Вашек покраснел, поглядел на меня, потом нерешительно протянул руку:
— Друзья, да? — И глаза у него были наивные-наивные.
— До гроба. — Я пожал ему руку. — Ну, так как же?.. — У меня даже дыхание перехватило. — Какова она в постели?
На деревенской физиономии Вашека Жамберка появилось выражение блаженства.
— Карел… я в жизни не думал, что такая красавица… может в меня…

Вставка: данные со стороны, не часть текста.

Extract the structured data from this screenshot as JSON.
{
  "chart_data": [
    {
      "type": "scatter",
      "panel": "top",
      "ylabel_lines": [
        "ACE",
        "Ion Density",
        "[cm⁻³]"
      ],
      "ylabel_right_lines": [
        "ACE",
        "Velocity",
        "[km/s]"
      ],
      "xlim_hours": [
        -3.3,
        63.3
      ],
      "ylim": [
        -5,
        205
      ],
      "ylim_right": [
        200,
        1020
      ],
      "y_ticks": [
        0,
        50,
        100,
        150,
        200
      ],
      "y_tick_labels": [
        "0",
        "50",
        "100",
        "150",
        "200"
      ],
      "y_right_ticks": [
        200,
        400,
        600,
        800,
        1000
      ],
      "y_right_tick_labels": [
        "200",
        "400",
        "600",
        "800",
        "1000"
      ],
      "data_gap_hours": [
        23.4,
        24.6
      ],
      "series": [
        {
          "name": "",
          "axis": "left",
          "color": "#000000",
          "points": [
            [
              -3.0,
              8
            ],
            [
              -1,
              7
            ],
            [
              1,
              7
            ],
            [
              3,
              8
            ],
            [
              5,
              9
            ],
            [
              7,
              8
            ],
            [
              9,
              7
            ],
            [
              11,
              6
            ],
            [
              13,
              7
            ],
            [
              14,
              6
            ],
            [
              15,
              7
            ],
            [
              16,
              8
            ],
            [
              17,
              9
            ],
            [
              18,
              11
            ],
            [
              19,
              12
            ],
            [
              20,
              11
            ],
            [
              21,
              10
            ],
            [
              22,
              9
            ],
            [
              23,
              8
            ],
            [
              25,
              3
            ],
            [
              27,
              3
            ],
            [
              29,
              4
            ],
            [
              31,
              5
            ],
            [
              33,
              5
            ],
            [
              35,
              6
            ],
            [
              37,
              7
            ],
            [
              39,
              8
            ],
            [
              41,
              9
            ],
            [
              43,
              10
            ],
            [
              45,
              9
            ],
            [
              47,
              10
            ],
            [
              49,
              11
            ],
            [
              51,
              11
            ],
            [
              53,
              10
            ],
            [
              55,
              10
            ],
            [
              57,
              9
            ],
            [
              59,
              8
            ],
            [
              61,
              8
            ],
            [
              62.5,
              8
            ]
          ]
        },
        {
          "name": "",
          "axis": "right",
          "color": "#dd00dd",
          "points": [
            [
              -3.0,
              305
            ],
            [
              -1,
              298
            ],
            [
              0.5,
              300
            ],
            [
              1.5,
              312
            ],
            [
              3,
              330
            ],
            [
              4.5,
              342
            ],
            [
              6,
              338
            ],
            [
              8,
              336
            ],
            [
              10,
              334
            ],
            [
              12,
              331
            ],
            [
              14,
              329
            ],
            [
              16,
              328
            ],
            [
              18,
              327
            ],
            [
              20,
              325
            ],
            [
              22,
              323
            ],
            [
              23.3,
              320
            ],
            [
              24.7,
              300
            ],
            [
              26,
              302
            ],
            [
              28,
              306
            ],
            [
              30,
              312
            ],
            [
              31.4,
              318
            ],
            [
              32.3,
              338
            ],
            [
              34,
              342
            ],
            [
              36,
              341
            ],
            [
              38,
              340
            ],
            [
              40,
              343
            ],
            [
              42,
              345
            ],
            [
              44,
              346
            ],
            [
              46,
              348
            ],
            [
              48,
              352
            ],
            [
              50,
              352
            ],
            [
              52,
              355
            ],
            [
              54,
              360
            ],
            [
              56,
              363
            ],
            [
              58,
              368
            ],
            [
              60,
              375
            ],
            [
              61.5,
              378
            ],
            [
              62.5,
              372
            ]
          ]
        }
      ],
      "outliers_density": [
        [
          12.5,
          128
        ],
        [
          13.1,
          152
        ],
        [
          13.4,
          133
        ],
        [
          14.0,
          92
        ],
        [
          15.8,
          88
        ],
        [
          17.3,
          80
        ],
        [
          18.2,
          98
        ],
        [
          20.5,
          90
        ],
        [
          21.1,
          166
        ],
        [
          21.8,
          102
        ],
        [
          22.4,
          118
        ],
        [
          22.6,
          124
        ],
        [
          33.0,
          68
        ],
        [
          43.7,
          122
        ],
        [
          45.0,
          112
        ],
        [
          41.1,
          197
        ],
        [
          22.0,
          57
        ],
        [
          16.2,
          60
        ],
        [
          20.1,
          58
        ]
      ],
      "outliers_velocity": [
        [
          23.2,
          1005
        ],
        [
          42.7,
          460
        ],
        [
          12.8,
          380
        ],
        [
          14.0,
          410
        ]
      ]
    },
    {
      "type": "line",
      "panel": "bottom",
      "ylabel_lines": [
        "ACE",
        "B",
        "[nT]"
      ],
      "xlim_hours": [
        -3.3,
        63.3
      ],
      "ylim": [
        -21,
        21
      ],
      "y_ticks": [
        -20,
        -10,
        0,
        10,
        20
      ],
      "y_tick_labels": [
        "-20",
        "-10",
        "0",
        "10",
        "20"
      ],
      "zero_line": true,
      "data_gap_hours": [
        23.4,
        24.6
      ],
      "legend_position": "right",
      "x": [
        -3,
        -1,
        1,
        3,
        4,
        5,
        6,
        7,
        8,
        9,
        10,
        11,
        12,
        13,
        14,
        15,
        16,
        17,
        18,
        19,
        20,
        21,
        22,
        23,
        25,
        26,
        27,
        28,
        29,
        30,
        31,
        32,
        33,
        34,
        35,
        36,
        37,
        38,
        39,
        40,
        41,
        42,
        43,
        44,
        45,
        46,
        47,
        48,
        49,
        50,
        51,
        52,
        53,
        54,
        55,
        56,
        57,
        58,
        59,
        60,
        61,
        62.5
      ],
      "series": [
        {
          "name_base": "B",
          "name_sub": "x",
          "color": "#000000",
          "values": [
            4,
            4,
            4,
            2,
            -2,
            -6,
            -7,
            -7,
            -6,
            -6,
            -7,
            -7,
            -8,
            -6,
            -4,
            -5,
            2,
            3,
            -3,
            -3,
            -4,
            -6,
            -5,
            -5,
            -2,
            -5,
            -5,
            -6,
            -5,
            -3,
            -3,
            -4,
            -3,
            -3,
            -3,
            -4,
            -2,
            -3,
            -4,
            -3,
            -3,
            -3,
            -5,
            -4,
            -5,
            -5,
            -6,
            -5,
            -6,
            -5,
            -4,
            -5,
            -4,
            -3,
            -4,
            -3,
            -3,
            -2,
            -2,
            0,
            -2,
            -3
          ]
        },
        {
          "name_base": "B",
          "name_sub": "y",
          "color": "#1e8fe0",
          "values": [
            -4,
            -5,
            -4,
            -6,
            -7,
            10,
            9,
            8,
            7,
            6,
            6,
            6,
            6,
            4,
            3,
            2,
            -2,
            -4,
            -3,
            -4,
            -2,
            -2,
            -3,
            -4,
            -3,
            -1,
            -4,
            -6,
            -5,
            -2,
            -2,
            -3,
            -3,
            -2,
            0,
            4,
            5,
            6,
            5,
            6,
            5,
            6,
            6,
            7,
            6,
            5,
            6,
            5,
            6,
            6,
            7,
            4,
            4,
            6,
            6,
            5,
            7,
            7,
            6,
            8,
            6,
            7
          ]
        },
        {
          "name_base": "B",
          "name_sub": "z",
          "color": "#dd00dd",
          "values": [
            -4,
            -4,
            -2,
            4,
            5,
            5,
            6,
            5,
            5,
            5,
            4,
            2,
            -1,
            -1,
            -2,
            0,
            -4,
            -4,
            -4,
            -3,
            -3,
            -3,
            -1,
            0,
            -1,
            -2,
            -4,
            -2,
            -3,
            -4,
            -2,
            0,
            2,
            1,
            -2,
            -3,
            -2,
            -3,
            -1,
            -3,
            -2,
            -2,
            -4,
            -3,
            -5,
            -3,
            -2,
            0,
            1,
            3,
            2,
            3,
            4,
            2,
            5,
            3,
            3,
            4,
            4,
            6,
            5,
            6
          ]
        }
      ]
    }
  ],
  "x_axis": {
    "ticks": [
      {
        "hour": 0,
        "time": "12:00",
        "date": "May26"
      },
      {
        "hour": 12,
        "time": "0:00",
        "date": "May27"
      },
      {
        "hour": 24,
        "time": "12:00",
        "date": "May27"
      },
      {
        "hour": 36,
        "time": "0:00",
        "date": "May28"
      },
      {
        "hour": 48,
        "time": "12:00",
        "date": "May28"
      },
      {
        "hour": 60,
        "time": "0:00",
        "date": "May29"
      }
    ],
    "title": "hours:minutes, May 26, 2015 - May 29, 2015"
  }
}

И снова мне показалось, что своим натренированным кулаком он заехал мне прямо между глаз. Бар со всеми его посетителями завертелся вдруг колесом. И в центре этого колеса несчастья торчала клетчатая кепка.
Мне нужно было как-то утешиться. Я пошел к Блюменфельдовой. Но ее на месте не оказалось.
— А ты что, не в курсе? — удивился Салайка. — Ах да! Ты же был на сборах. Блюменфельдова теперь в корректорской. Она больше не редактор, потому что здорово проштрафилась в Союзе.
— Проштрафилась?
— Подробностей я не знаю. Ее вызывали на ковер к начальству, и она вернулась оттуда в слезах. Вот я и не полез с расспросами.
Я поднялся наверх, в корректорскую, чувствуя себя так, словно меня избили. Значит, и до тебя добрались, воительница. Ты вся без остатка отдавалась служению доброму делу, даже вагины своей не жалела, а доброе дело отомстило тебе, потому что добрые дела вообще всегда отвечают людям злом. Я нашел ее в корректорской, она сидела там в угрюмой тишине рядом со старым Вавроушеком, который был корректором еще во времена Карела Матея Чапека-Хода[42], и морщила лоб над какими-то гранками. Завидев меня, она немедленно все бросила и выбежала ко мне в коридор. Там она мгновенно закурила.